John L. Wehle Art Gallery, Genessee Country Village & Museum, Mumford, NY
10 a.m.-5 p.m. weekends, holidays and Tuesday-Friday in July and August
10 a.m.-4 p.m. Tuesday-Friday in June (beginning June 3) and September
Closed Mondays, except for May 26, Sept. 1 and Oct. 6.
For more information, contact Shirley Figueroa, 585-538-6822 x260 or Shaunta Collier-Santos, 585-538-6822 x249
Admission Fees (subject to change): Art Gallery Only: adults $6, seniors 62+ & students with ID $5, youth (ages 4-16) $4.
The 5,000-square foot exhibition offers breathtaking vistas of nature captured by artists past and present, from the late 18th-century through the 21st-century.
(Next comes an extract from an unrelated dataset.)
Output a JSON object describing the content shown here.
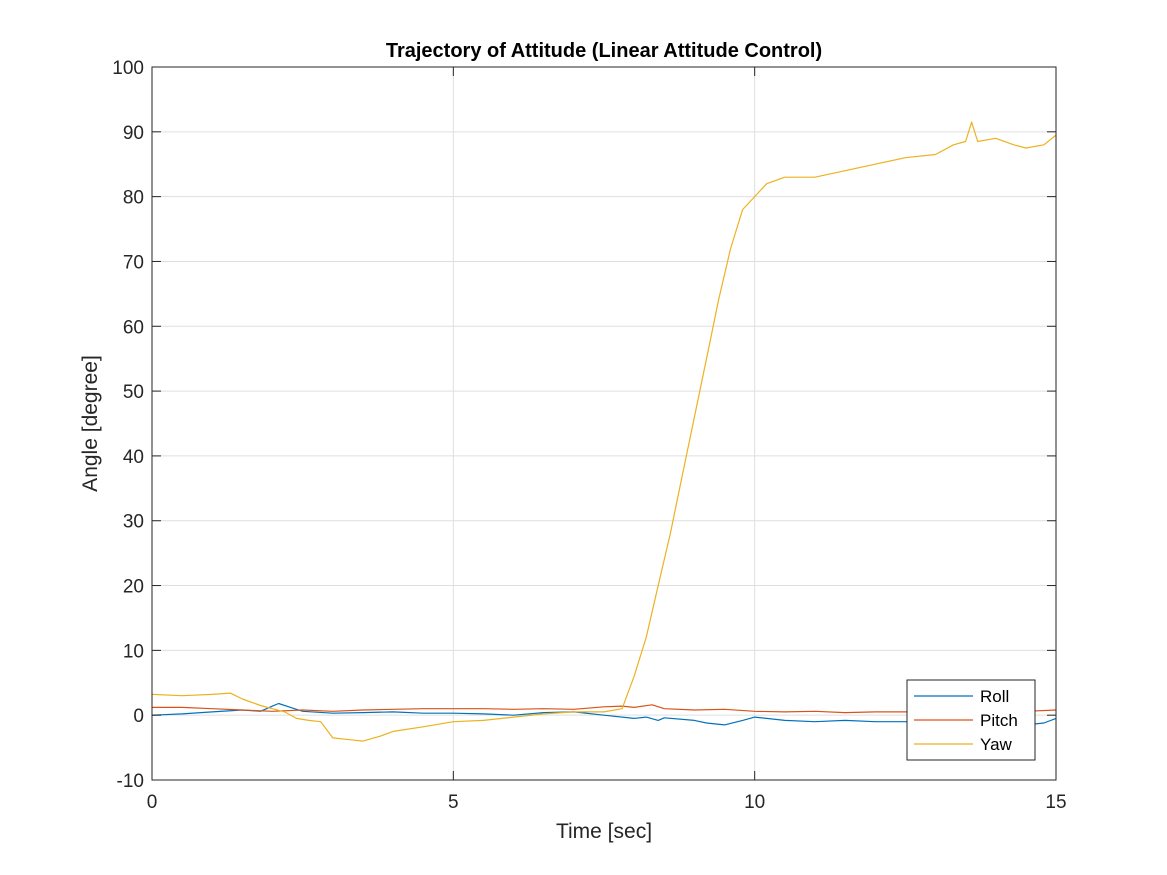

The exhibit unites the rarely seen collections of the Rochester Historical Society with stellar sporting art collected by Genesee Country Village & Museum founder, John L. Wehle.
Complimenting the 18th-, 19th- and 20th-century art will be the 150 juried paintings from the Genesee Valley Plein Air Painters, Inc., a locally based artist association who continue the 19th-century passion for “plein air” painting, or painting outdoors in the open air using natural light.
Artist members of the Genesee Valley Plein Air Painters began this themed project of capturing 19th-century urban and rural life in spring 2007. They have focused on the regional farming industry (grain production, animals, fishing), transportation systems (Erie Canal, river, railroads, Finger Lakes), 19th-century urban industry and business (historic sites, homes and structures in Rochester, Buffalo and historic towns and villages), the War of 1812 (lighthouses, on shore location of battles).